Did I say “four to five years” at that time? We’re now 12 years down the line and we’re no better off. The same is happening today? How naïve I was. And the latest from the corridors of power – sorry, mistake; let’s just say from the corridors of Eskom as there is no power in those corridors – is that the current bout of blackouts will continue for the next 18 months. That’s what we have to look forward to?
Trucking industry faces huge challenges
The trucking industry is facing huge cost challenges this year and the Eskom debacle is going to add significantly to those challenges – and to the costs. These constant blackouts are having negative impacts – and will continue to do so – at the front and back door of every operation in this country and that is where trucks function – dropping off and collecting goods. It is going to burden the industry with huge additional costs at a time when every penny counts.

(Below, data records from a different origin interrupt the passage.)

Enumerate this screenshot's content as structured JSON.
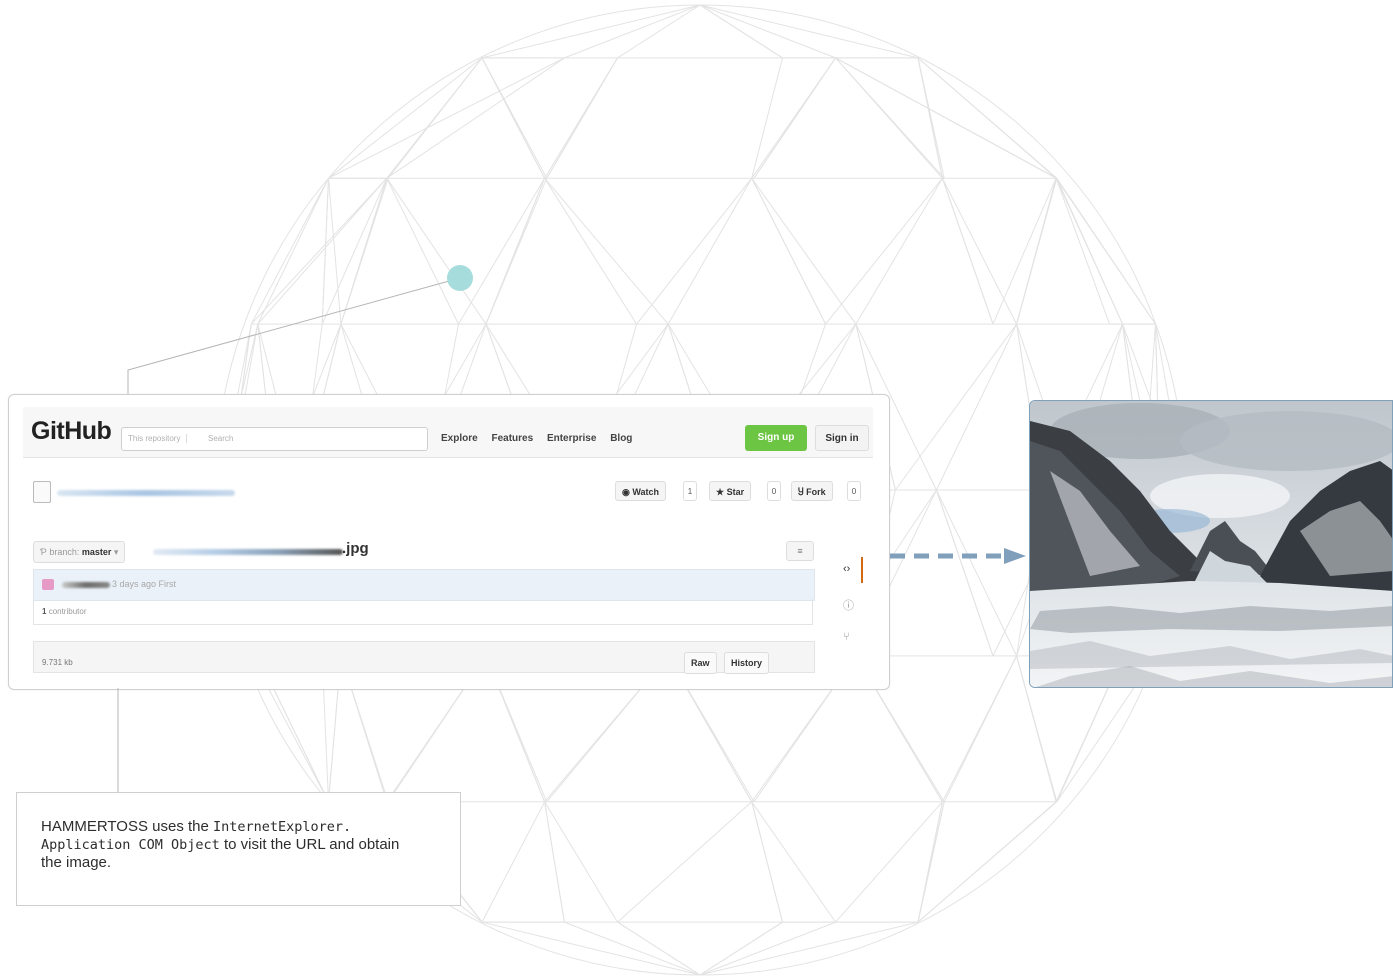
{
  "github": {
    "logo": "GitHub",
    "search_scope": "This repository",
    "search_placeholder": "Search",
    "nav": [
      "Explore",
      "Features",
      "Enterprise",
      "Blog"
    ],
    "signup_label": "Sign up",
    "signin_label": "Sign in",
    "watch_label": "Watch",
    "watch_count": "1",
    "star_label": "Star",
    "star_count": "0",
    "fork_label": "Fork",
    "fork_count": "0",
    "branch_prefix": "branch:",
    "branch_name": "master",
    "file_name": ".jpg",
    "commit_text": "3 days ago First",
    "contributors_count": "1",
    "contributors_label": "contributor",
    "file_size": "9.731 kb",
    "raw_label": "Raw",
    "history_label": "History"
  },
  "caption": {
    "text_1": "HAMMERTOSS uses the ",
    "code_1": "InternetExplorer.",
    "code_2": "Application COM Object",
    "text_2": " to visit the URL and obtain the image."
  },
  "colors": {
    "node_dot": "#a7dcdd",
    "arrow": "#7f9fbb",
    "signup_green": "#6cc644",
    "globe_line": "#e3e3e3"
  }
}
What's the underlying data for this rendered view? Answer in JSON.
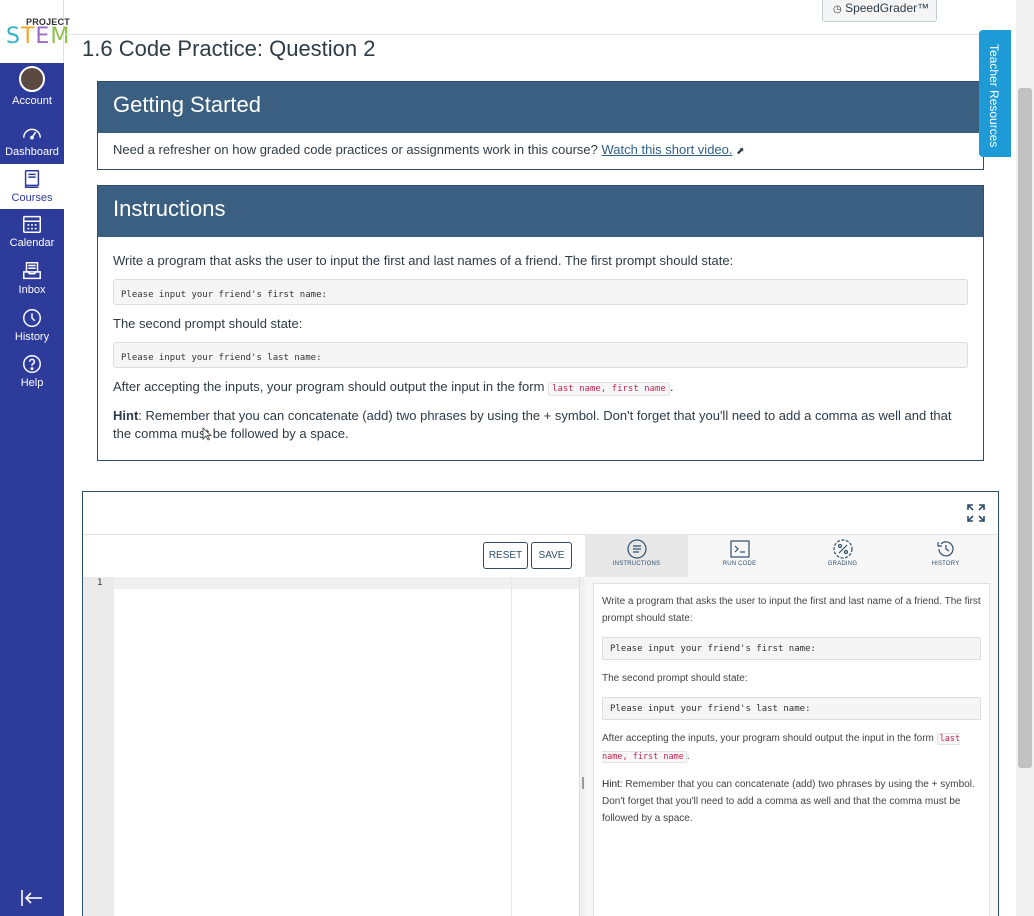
{
  "nav": {
    "logo_project": "PROJECT",
    "logo_stem": "STEM",
    "items": [
      {
        "label": "Account"
      },
      {
        "label": "Dashboard"
      },
      {
        "label": "Courses"
      },
      {
        "label": "Calendar"
      },
      {
        "label": "Inbox"
      },
      {
        "label": "History"
      },
      {
        "label": "Help"
      }
    ]
  },
  "header": {
    "speedgrader_label": "SpeedGrader™",
    "page_title": "1.6 Code Practice: Question 2",
    "teacher_resources": "Teacher Resources"
  },
  "getting_started": {
    "title": "Getting Started",
    "text": "Need a refresher on how graded code practices or assignments work in this course?",
    "link": "Watch this short video."
  },
  "instructions": {
    "title": "Instructions",
    "p1": "Write a program that asks the user to input the first and last names of a friend. The first prompt should state:",
    "code1": "Please input your friend's first name:",
    "p2": "The second prompt should state:",
    "code2": "Please input your friend's last name:",
    "p3_before": "After accepting the inputs, your program should output the input in the form",
    "p3_code": "last name, first name",
    "p3_after": ".",
    "hint_label": "Hint",
    "hint_text": ": Remember that you can concatenate (add) two phrases by using the + symbol.  Don't forget that you'll need to add a comma as well and that the comma must be followed by a space."
  },
  "ide": {
    "reset_label": "RESET",
    "save_label": "SAVE",
    "line_number": "1",
    "tabs": [
      {
        "label": "INSTRUCTIONS"
      },
      {
        "label": "RUN CODE"
      },
      {
        "label": "GRADING"
      },
      {
        "label": "HISTORY"
      }
    ],
    "side": {
      "p1": "Write a program that asks the user to input the first and last name of a friend. The first prompt should state:",
      "code1": "Please input your friend's first name:",
      "p2": "The second prompt should state:",
      "code2": "Please input your friend's last name:",
      "p3_before": "After accepting the inputs, your program should output the input in the form",
      "p3_code": "last name, first name",
      "p3_after": ".",
      "hint_label": "Hint",
      "hint_text": ": Remember that you can concatenate (add) two phrases by using the + symbol. Don't forget that you'll need to add a comma as well and that the comma must be followed by a space."
    }
  },
  "colors": {
    "nav_bg": "#2d3b9b",
    "panel_header": "#3b5f80",
    "teacher_tab": "#1e9bd7",
    "code_red": "#c7254e"
  }
}
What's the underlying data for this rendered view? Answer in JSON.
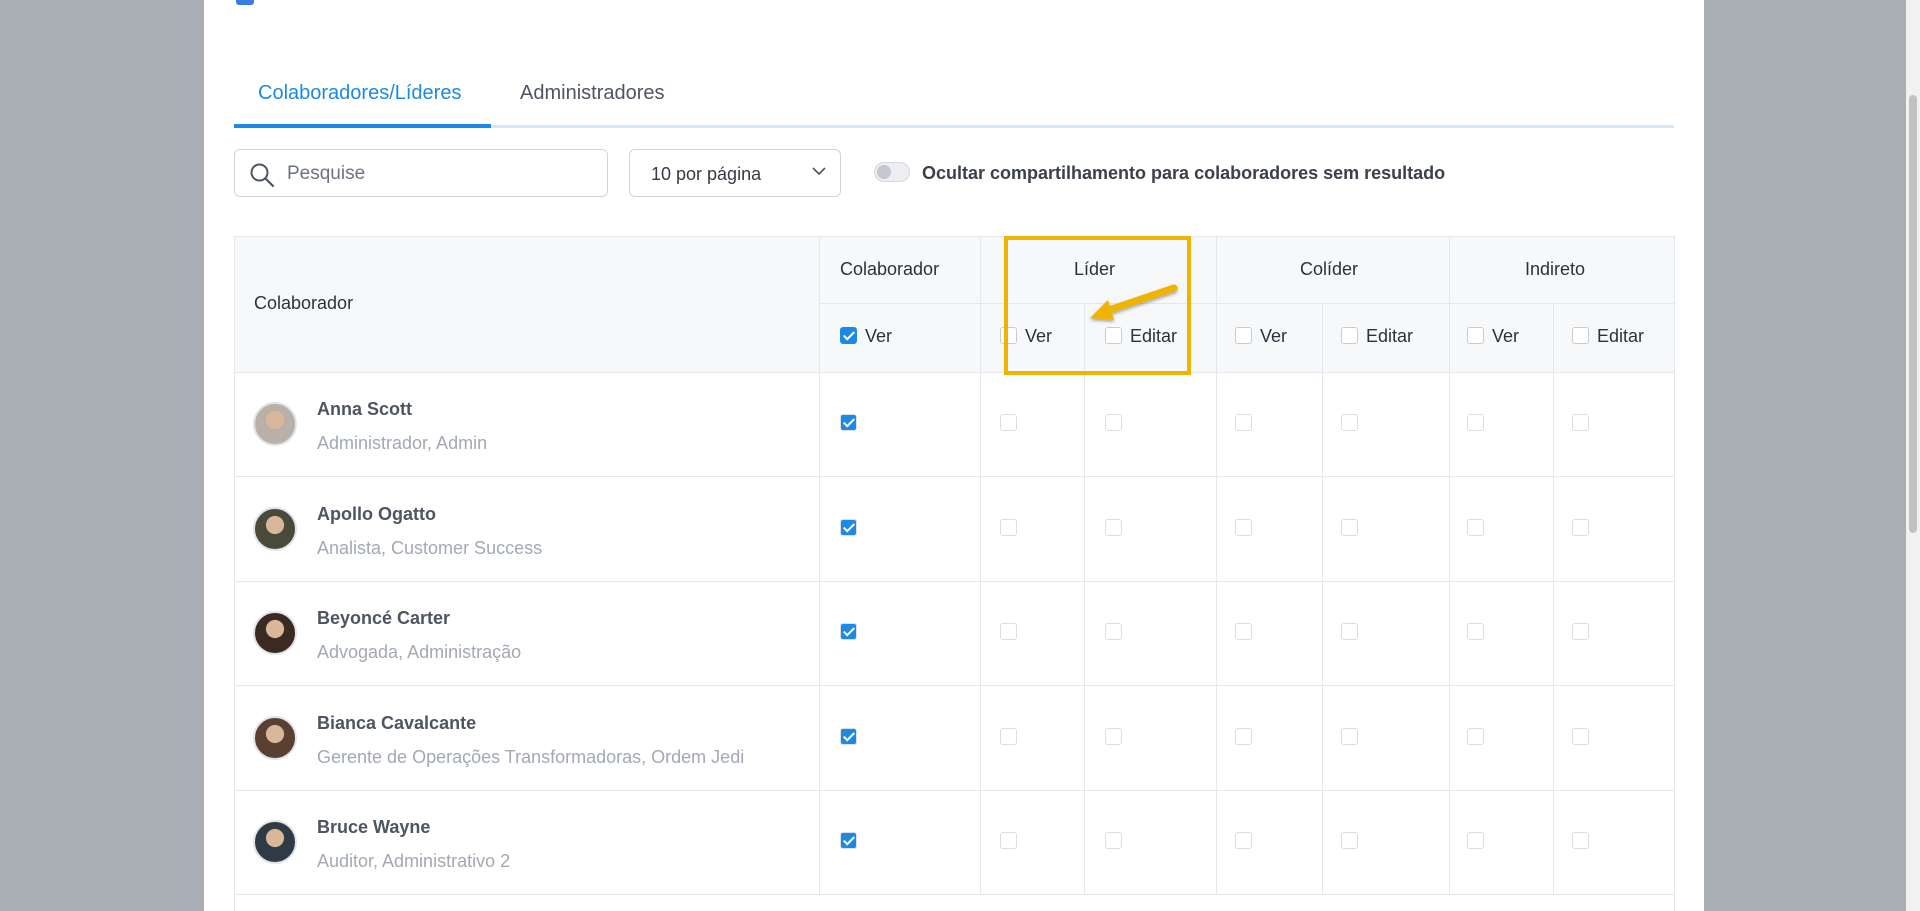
{
  "tabs": [
    {
      "label": "Colaboradores/Líderes",
      "active": true
    },
    {
      "label": "Administradores",
      "active": false
    }
  ],
  "toolbar": {
    "search_placeholder": "Pesquise",
    "per_page": "10 por página",
    "toggle_label": "Ocultar compartilhamento para colaboradores sem resultado",
    "toggle_on": false
  },
  "table": {
    "col_collaborator": "Colaborador",
    "groups": [
      "Colaborador",
      "Líder",
      "Colíder",
      "Indireto"
    ],
    "sub": {
      "view": "Ver",
      "edit": "Editar"
    },
    "rows": [
      {
        "name": "Anna Scott",
        "role": "Administrador, Admin"
      },
      {
        "name": "Apollo Ogatto",
        "role": "Analista, Customer Success"
      },
      {
        "name": "Beyoncé Carter",
        "role": "Advogada, Administração"
      },
      {
        "name": "Bianca Cavalcante",
        "role": "Gerente de Operações Transformadoras, Ordem Jedi"
      },
      {
        "name": "Bruce Wayne",
        "role": "Auditor, Administrativo 2"
      }
    ]
  },
  "colors": {
    "accent": "#1b8ae6",
    "highlight": "#f0b400"
  }
}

I am firmly convinced that the politicians in this country have absolutely no clue about the true impact these ‘blackouts’ have on our society and our economy and I, for one, am sick and tired of hearing unqualified ‘leaders’ in the political ranks giving opinions on issues they know absolutely nothing about – and this across the political sphere where they concentrate on power politics for their own personal or party interests instead of for the interests of the country as a whole.
This lack of qualified leadership has caused untold damage to the country – and especially to the ‘poor’ who every politician professes to care so much about. Like heck they do! The poor have not been involved in State Capture where an estimated R1-trillion has been siphoned off to the well-heeled and well connected. How can you influence kickbacks of millions of Rand when you live on the side of a hill in a tiny shack and are part of the huge pool of unemployed? All you’re looking for is a loaf of bread; not 100-million bucks kick-back on some conniving deal.
An example of the horror
To take our politicians a little closer to the coal-front, please watch the video featured here. And if you know a politician personally, send it to him or her. This is a company in Zimbabwe which manufactures plastic bags; but it could be duplicated in other forms to thousands of companies in South Africa.
At the time of my visit, Zimbabwe was having power blackouts every day. When driving through the ‘industrial’ area of Harare during the day, the sound of generators could be heard from all sides. But they only lasted as long as the fuel would allow; and would only be used if the company had been able to source fuel – at a huge price. Many companies therefore go for days without any production.
The purged wasted product referred to in the video is shown in the accompanying picture. It’s burnt and useless; total waste; money down the drain due to power outages. And of course, with all those interruptions, the delivery of raw product and collection of final product has to be postponed. So the truckers feel the negative impact.
This example illustrates the horror of trying to be productive in a climate where the consequences of political shenanigans impact so negatively on the productive capabilities of a nation. And Eskom is just one of the many ills South Africa is having to deal with.
The trucking industry exists to keep the wheels of the economy turning. State Capture and corruption (not only within SOEs and other Government and municipal circles but also emanating from the private sector) has, over many years, thrown huge spokes in South Africa’s economic wheels. The Eskom debacle is just one example of the dire consequences of this. There are many more and all impact adversely on the trucking industry. When is enough going to be enough?